Posted to dev@drill.apache.org by Timothy Chen <tn...@gmail.com> on 2013/11/15 19:04:40 UTC
Broadcast exchange
Sent from my iPhone
Begin forwarded message:
> From: Timothy Chen <tn...@gmail.com>
> Date: November 15, 2013 at 1:32:26 AM HST
> To: Jacques Nadeau <jn...@maprtech.com>
> Subject: Broadcast exchange
>
> Hey Jacques,
>
> I'm working on the broadcast sender, and I remember we had some chat about the scenario and you mentioned buffering.
>
> Right now I have the most simplest version which I have single broadcast exchange which a single broadcast sender sends every incoming batch to all the random receivers.
>
> Couple questions I have now:
>
> 1) the scenario where I thought broadcast is very useful is when we join two data sources and one of them is a small fact table, so we copy that table to all join nodes for fast joining.
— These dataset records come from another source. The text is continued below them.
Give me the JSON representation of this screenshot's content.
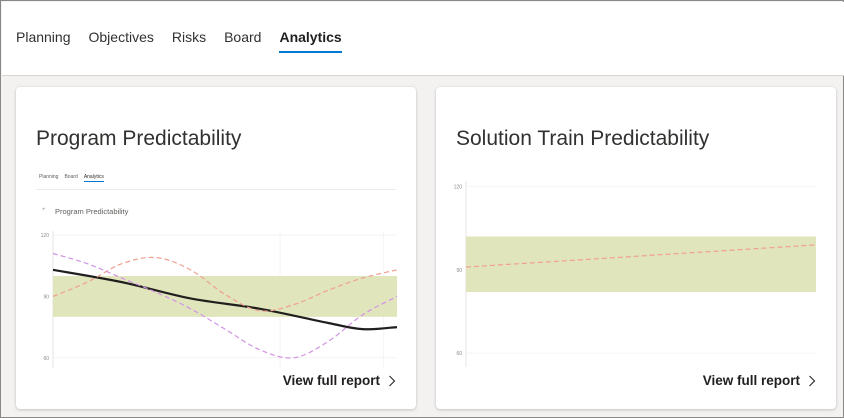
{
  "nav": {
    "tabs": [
      {
        "label": "Planning",
        "active": false
      },
      {
        "label": "Objectives",
        "active": false
      },
      {
        "label": "Risks",
        "active": false
      },
      {
        "label": "Board",
        "active": false
      },
      {
        "label": "Analytics",
        "active": true
      }
    ],
    "accent_color": "#0078d4"
  },
  "cards": [
    {
      "title": "Program Predictability",
      "link_label": "View full report",
      "link_icon": "chevron-right-icon",
      "preview": {
        "mini_tabs": [
          "Planning",
          "Board",
          "Analytics"
        ],
        "mini_active_tab": "Analytics",
        "chart_title": "Program Predictability"
      }
    },
    {
      "title": "Solution Train Predictability",
      "link_label": "View full report",
      "link_icon": "chevron-right-icon"
    }
  ],
  "chart_data": [
    {
      "type": "line",
      "y_ticks": [
        "120",
        "90",
        "60"
      ],
      "ylim": [
        55,
        122
      ],
      "xlim": [
        0,
        10
      ],
      "band": {
        "low": 80,
        "high": 100,
        "color": "#e1e5bc"
      },
      "series": [
        {
          "color": "#201f1e",
          "style": "solid",
          "points": [
            [
              0,
              103
            ],
            [
              2,
              97
            ],
            [
              4,
              89
            ],
            [
              6,
              84
            ],
            [
              8,
              77
            ],
            [
              9,
              74
            ],
            [
              10,
              75
            ]
          ]
        },
        {
          "color": "#f0a090",
          "style": "dashed",
          "points": [
            [
              0,
              90
            ],
            [
              1,
              97
            ],
            [
              2,
              106
            ],
            [
              3,
              109
            ],
            [
              4,
              103
            ],
            [
              5,
              91
            ],
            [
              6,
              83
            ],
            [
              7,
              86
            ],
            [
              8,
              93
            ],
            [
              9,
              99
            ],
            [
              10,
              103
            ]
          ]
        },
        {
          "color": "#d294e4",
          "style": "dashed",
          "points": [
            [
              0,
              111
            ],
            [
              1,
              106
            ],
            [
              2,
              99
            ],
            [
              3,
              92
            ],
            [
              4,
              84
            ],
            [
              5,
              74
            ],
            [
              6,
              64
            ],
            [
              7,
              60
            ],
            [
              8,
              68
            ],
            [
              9,
              81
            ],
            [
              10,
              90
            ]
          ]
        }
      ]
    },
    {
      "type": "line",
      "y_ticks": [
        "120",
        "90",
        "60"
      ],
      "ylim": [
        55,
        122
      ],
      "xlim": [
        0,
        10
      ],
      "band": {
        "low": 82,
        "high": 102,
        "color": "#e1e5bc"
      },
      "series": [
        {
          "color": "#f0a090",
          "style": "dashed",
          "points": [
            [
              0,
              91
            ],
            [
              10,
              99
            ]
          ]
        }
      ]
    }
  ]
}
However, I don't remember seeing any test if we have multiple scans joining?
>
> The physical plan for that will be two scan nodes, one uses broadcast exchange another perhaps hash to random exchange, and join from the two exchanges that sends to screen.
>
> Does that plan work? I feel like I might be missing something.
>
> 2) my impl doesn't do any buffering and just creates a fragment writable batch for each destination from the incoming batch buffers and sends it in a for loop. I was wondering what is the buffering you thought necessary when you mentioned it earlier?
>
> Btw I'll be soon experience the hangout time pain as the china folks as I am going to be in Taiwan for 2 weeks from this Sunday :)
>
> Tim
>
> Sent from my iPhone
Re: Broadcast exchange
Posted by Jacques Nadeau <ja...@apache.org>.
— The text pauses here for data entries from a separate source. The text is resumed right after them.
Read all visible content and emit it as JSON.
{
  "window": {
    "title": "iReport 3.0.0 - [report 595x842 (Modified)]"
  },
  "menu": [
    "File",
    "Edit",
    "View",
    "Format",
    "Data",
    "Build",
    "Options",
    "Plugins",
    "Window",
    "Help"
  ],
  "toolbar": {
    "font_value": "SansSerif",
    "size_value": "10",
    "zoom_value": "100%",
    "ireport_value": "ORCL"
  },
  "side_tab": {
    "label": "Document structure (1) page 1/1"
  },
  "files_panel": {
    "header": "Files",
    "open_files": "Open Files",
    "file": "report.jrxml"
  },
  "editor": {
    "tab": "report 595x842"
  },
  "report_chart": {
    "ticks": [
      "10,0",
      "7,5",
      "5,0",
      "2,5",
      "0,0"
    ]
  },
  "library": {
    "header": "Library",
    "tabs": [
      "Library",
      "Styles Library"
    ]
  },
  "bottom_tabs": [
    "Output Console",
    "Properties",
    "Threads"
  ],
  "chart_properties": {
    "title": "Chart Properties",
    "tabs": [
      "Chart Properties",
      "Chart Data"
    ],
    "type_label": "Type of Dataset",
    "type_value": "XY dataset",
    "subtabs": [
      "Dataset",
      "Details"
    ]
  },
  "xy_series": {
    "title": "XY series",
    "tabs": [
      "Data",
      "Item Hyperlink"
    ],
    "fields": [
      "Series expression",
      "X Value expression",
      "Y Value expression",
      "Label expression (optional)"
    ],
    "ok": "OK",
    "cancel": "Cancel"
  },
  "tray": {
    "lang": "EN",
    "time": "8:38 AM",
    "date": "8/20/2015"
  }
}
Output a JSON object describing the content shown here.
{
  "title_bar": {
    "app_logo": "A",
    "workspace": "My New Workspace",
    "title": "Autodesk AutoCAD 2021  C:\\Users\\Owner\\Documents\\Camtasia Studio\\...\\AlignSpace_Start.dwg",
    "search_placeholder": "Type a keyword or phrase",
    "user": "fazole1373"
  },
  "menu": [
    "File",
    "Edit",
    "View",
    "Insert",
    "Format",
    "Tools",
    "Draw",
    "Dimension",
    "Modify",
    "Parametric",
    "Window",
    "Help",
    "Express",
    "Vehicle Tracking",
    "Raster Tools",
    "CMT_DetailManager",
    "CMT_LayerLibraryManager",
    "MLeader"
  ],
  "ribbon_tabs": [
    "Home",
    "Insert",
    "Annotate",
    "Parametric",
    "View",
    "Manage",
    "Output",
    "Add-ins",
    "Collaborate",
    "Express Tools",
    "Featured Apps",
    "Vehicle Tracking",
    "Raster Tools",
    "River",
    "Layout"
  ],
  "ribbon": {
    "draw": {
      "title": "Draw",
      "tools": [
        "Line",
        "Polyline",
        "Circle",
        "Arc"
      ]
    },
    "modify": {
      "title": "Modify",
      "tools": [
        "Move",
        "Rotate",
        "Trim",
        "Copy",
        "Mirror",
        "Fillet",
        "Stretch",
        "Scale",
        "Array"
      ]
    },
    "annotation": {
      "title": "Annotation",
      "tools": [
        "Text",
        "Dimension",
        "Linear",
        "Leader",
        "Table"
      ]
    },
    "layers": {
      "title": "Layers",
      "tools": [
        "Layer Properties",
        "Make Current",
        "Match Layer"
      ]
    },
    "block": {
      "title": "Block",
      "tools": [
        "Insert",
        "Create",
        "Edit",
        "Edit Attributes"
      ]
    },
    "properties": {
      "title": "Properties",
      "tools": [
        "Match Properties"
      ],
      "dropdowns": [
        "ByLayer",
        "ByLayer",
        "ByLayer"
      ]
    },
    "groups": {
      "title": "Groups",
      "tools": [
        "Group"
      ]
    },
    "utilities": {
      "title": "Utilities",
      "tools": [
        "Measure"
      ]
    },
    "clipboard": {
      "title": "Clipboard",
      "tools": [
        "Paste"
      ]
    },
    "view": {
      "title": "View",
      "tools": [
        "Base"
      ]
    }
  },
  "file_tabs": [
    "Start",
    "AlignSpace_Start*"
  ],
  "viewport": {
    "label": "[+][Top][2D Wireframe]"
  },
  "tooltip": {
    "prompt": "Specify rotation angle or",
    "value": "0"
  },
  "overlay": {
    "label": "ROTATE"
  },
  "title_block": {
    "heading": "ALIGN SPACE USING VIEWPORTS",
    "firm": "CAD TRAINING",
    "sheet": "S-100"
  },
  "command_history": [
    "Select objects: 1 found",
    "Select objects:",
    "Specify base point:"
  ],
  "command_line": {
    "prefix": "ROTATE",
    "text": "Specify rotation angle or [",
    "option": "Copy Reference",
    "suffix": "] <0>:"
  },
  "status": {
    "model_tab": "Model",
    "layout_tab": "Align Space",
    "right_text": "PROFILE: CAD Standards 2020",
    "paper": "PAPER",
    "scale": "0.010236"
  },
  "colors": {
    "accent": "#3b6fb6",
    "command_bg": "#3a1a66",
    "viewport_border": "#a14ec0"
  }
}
> > 1) the scenario where I thought broadcast is very useful is when we join
> two data sources and one of them is a small fact table, so we copy that
> table to all join nodes for fast joining. However, I don't remember seeing
> any test if we have multiple scans joining?
>
I believe the join test tests this. Your understanding is correct.
> >
> > The physical plan for that will be two scan nodes, one uses broadcast
> exchange another perhaps hash to random exchange, and join from the two
> exchanges that sends to screen.
> >
> > Does that plan work? I feel like I might be missing something.
>
Yes, that plan is possible. However, a simpler plan would be:
store
|
join
/ \
| scan
|
random-receiver
|
broadcast-sender
|
scan
This is where we don't transmit the larger table across the wire
unnecessarily. (In this example, a more likely but more complex plan might
have an aggregation after the join.
> 2) my impl doesn't do any buffering and just creates a fragment writable
> batch for each destination from the incoming batch buffers and sends it in
> a for loop. I was wondering what is the buffering you thought necessary
> when you mentioned it earlier?
>
You don't need to do buffering. That is handled by the rest of the
execution engine and Steven's incoming buffer spooling feature.
> >
> > Btw I'll be soon experience the hangout time pain as the china folks as
> I am going to be in Taiwan for 2 weeks from this Sunday :)
>
Good times!